Но для возрождения постиндустриальной идеи в ее подлинном качестве сегодня уже мало одного только потенциала Европы. Европа дала “фаустовскую” концепцию науки, связанную с односторонним проектом силового покорения природы. Действительно современная коэволюционная стратегия, связанная с принципом устойчивости, определится на основе интеграции знания о природных геобиоценозах в контекст научно-технического преобразующего знания. И здесь важен диалог со старыми цивилизациями Востока. Большие интеллектуальные традиции незападных цивилизаций включают не только идеи, способствующие формированию новой экологической этики, но и ряд конструктивных принципов неразрушительного действия, которые необходимо эксплицировать на языке европейского логоса . Соответствующие идеи и принципы сохранены в традициях православия (“христианский материализм” которого отмечен, в частности, С. Булгаковым), буддизма, даосизма. Глядя из европейского Средиземноморья, эти перспективы других культурных миров можно при старании увидеть. Глядя из “Северной Атлантики”, знающей Восток только в качестве колонизированной и бесправной периферии мира, ничего подобного увидеть нельзя.
Третьей из идей, ложащихся в основу грядущей реконструкции Европы, является идея диалога культур. Причем, как отмечалось ранее, это уже не только культурологическая, но и социально-политическая и даже административно-государственная идея для Европы, большинство обществ которой стремительно становятся мультикультурными. Европейцам, дистанцирую-щимся от американской идеи мировой диктатуры богатых (пиночетовский вариант в глобальном исполнении), предстоит освоить альтернативную идею нового социального и культурного консенсуса, на котором только и смогут выстоять новые смешанные общества континентальной Европы, все сильнее разбавляемые “цветным элементом” мусульманского юга. В первую очередь предстоит осуществить социальную реабилитацию низовых профессий, которых стал чураться обычный европеец. Ныне действует помноженный эффект их социальной дискредитации: тот факт, что они непрестижны, не вписываются в новейшую “революцию притязаний”, усугубляется их новой “пятнающей” связью с пришлым, эмигрантским элементом. Реабилитировать предстоит и то и другое: и цветных как цветных, и цветных как носителей социальной поденщины.
Как известно, наиболее успешный проект реабилитации социального низа в свое время предложили коммунисты: они наделили изгойское четвертое сословие мессианскими полномочиями в рамках большой формационной истории. В какой мере традиция еврокоммунизма сохраняет восприимчивость к формационным предчувствиям нового мира, связанного с миссией нового, “смешанного” пролетариата — вопрос, требующий специальных социологических изысканий. Но сегодня на наших глазах рождается новый еврокоммунизм, связанный с массовой политической реакцией на разрушительные “реформы” и “шокотерапию” в странах Восточной Европы.

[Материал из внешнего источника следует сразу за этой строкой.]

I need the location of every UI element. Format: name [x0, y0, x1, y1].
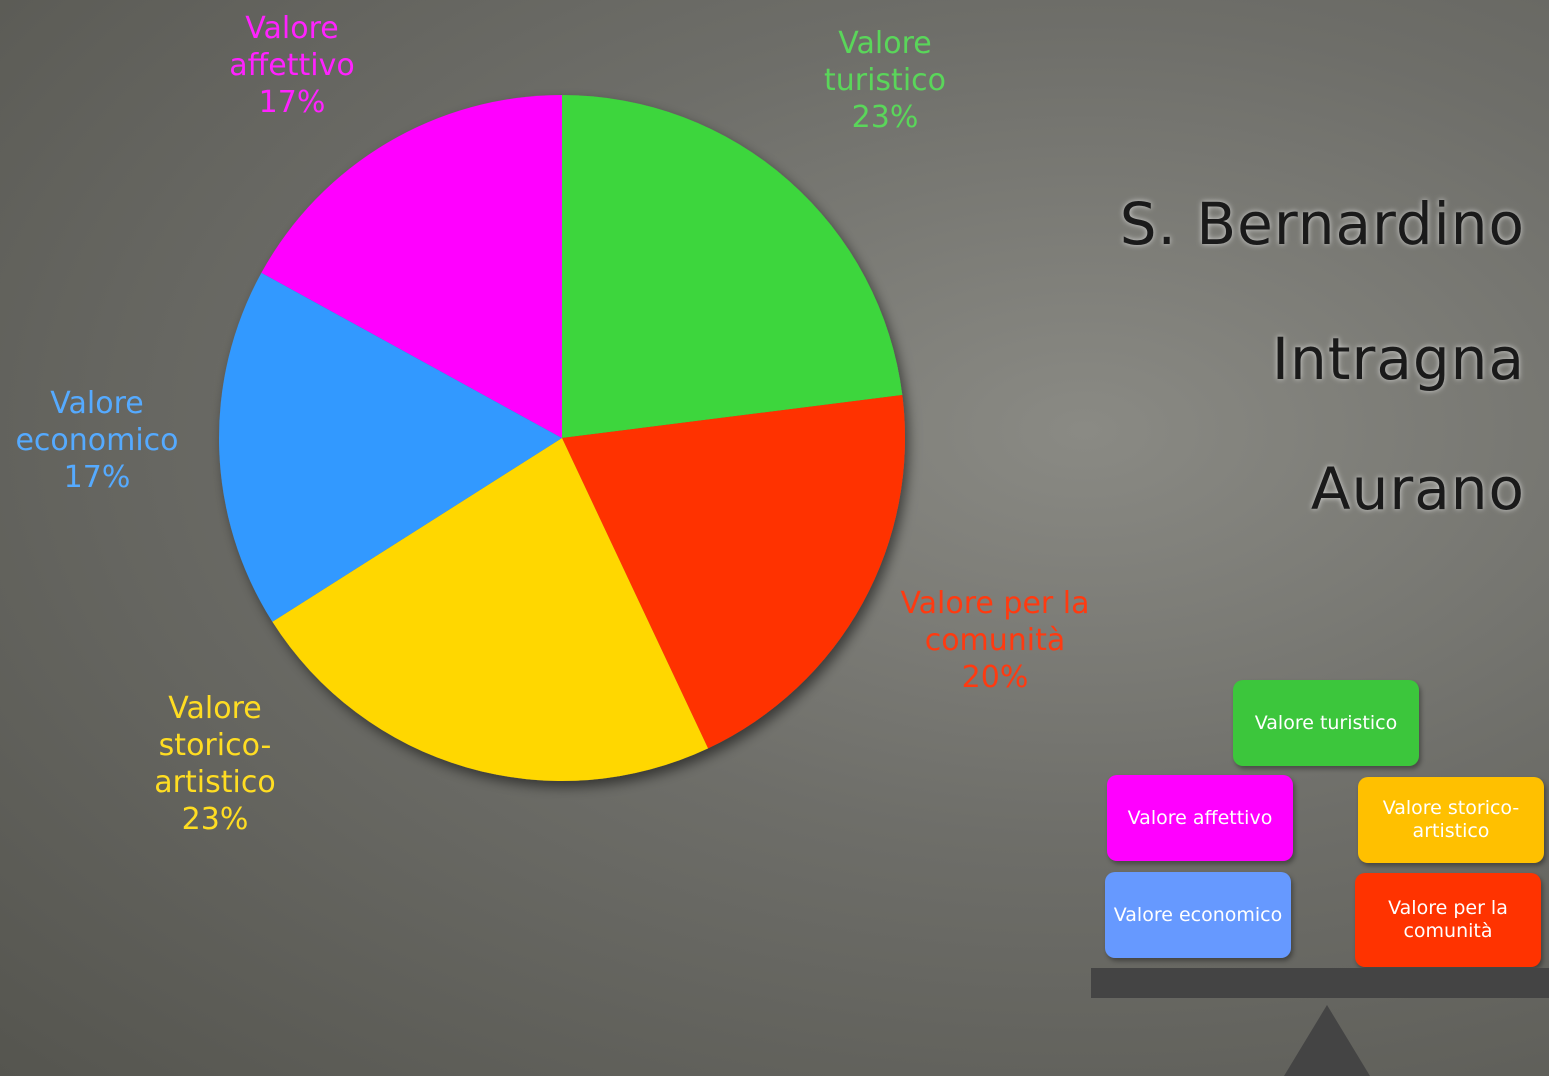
slice-value: 17% [207, 84, 377, 121]
slice-value: 20% [895, 659, 1095, 696]
pie-slice [562, 95, 902, 438]
place-name: Aurano [1311, 455, 1525, 523]
slice-value: 17% [2, 459, 192, 496]
balance-box: Valore turistico [1233, 680, 1419, 766]
slice-value: 23% [810, 99, 960, 136]
balance-beam [1091, 968, 1549, 998]
slice-value: 23% [140, 801, 290, 838]
balance-box: Valore affettivo [1107, 775, 1293, 861]
balance-box: Valore storico-artistico [1358, 777, 1544, 863]
slice-category: Valore economico [2, 385, 192, 459]
balance-box: Valore economico [1105, 872, 1291, 958]
slide: S. Bernardino Intragna Aurano Valore tur… [0, 0, 1549, 1076]
balance-box: Valore per la comunità [1355, 873, 1541, 967]
slice-category: Valore turistico [810, 25, 960, 99]
pie-chart [0, 0, 1549, 1076]
slice-category: Valore storico-artistico [140, 690, 290, 801]
pie [219, 95, 905, 781]
place-name: S. Bernardino [1120, 190, 1525, 258]
place-name: Intragna [1272, 325, 1525, 393]
slice-category: Valore per la comunità [895, 585, 1095, 659]
slice-category: Valore affettivo [207, 10, 377, 84]
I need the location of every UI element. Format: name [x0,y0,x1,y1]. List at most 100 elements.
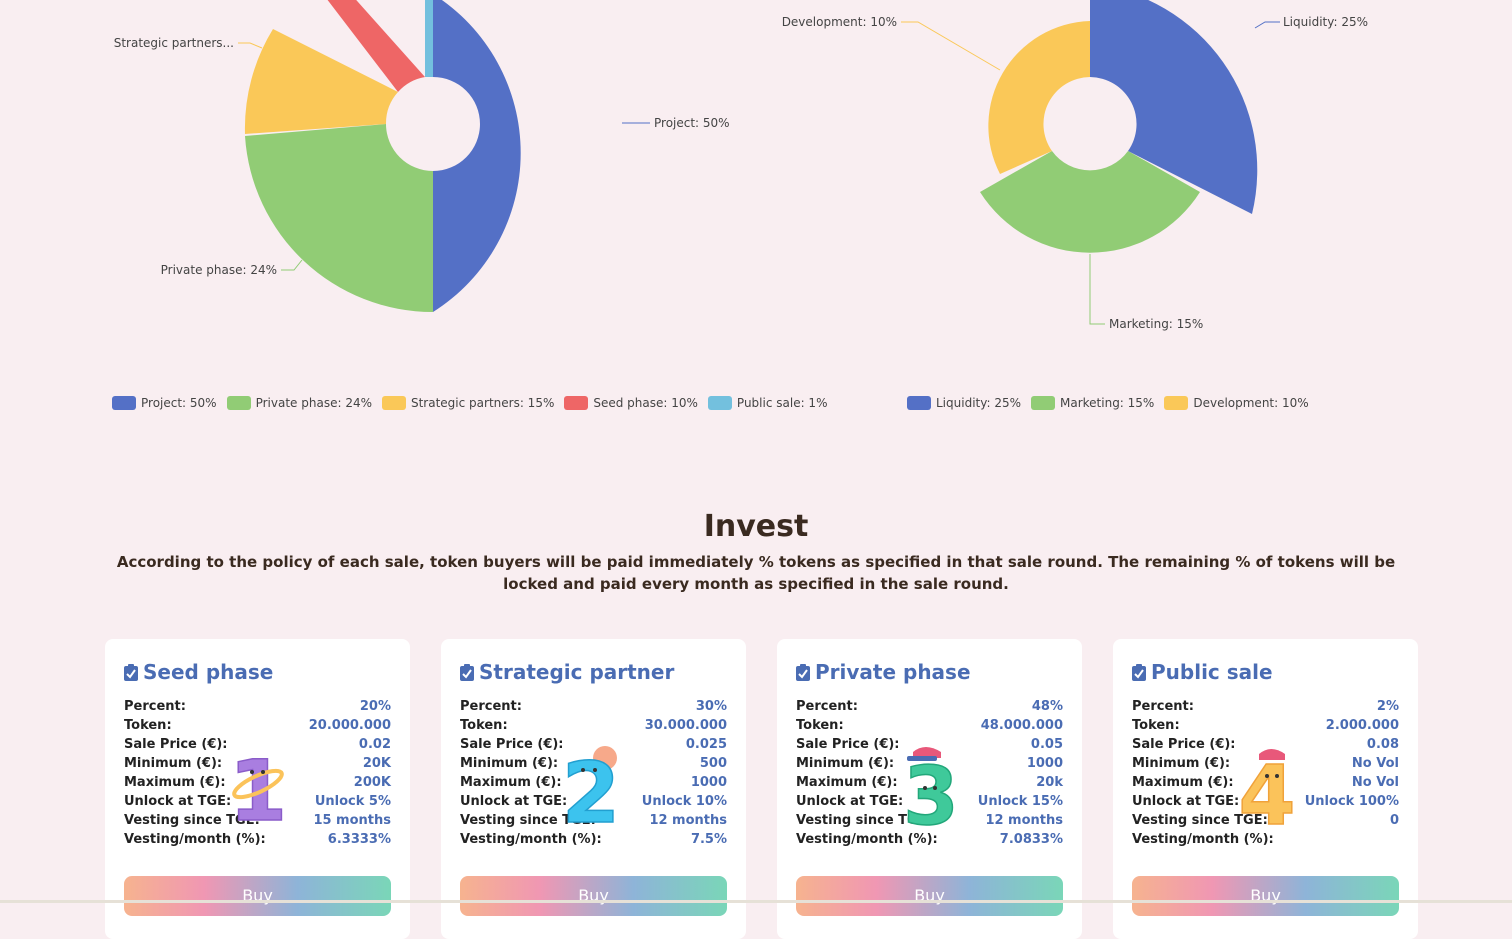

Постсоциалистической Европе, ушедшей с Востока на Запад, ни в коем случае не суждено быть “центристско-демократической” в новолиберальном смысле. Часть этого ареала, в частности прибалтийские республики, станет осваивать правонационалистическую модель, известную по довоенному опыту. Как тогда, так и теперь связывание своей судьбы с агрессором, несущим “новый порядок”, толкает к милитаризму и фашизму. Юго-Восточная Европа, напротив, станет осваивать посткоммунистическую “левую идею”, связанную с реабилитацией труда и трудящихся, возрождением социального государства и другими принципами, оппонирующими “новой рыночной идее”.
И в этом отношении все будет толкать Юго-Восточную Европу к Средиземноморью, а не к Атлантике. Это вчера, на рубеже 80 — 90-х годов, когда Запад еще не был расколот глобальной американской авантюрой, “вхождение в Европу” выглядело как интеграция в атлантизм. Сегодня положение круто меняется. Коммунисты новой Восточной Европы, вчера еще не имевшие самостоятельного геополитического компаса, сегодня могут себя идентифицировать не только по идейно-политическим, но и по геополитическому признаку: как сторонники не Европы атлантистов, а средиземноморской Европы, более открытой и Евразии, и Ближнему Востоку, и Индии. В противовес атлантическим глобалистам, ввязавшимся в мировую гражданскую войну новых богатых с бедными, коммунисты и другие носители “левой идеи” в Европе могут идентифицировать себя как интернационалисты — представители “интернационала потерпевших”. Весьма вероятно, что в противовес атлантическому “Западу” консолидируется “Европа левых сил”, благоприятствующая ускоренной ротации правящих коалиций в духе левокоммунистического реванша. Этой давно назревшей ротации недавно мешала ассоциация коммунизма с “русским фактором” и “восточной угрозой”. Теперь ничего подобного нет; напротив, данная ротация во внешнеполитическом смысле может восприниматься, по меньшей мере, как позиция спасительного нейтралитета Европы в войне, развязанной Америкой.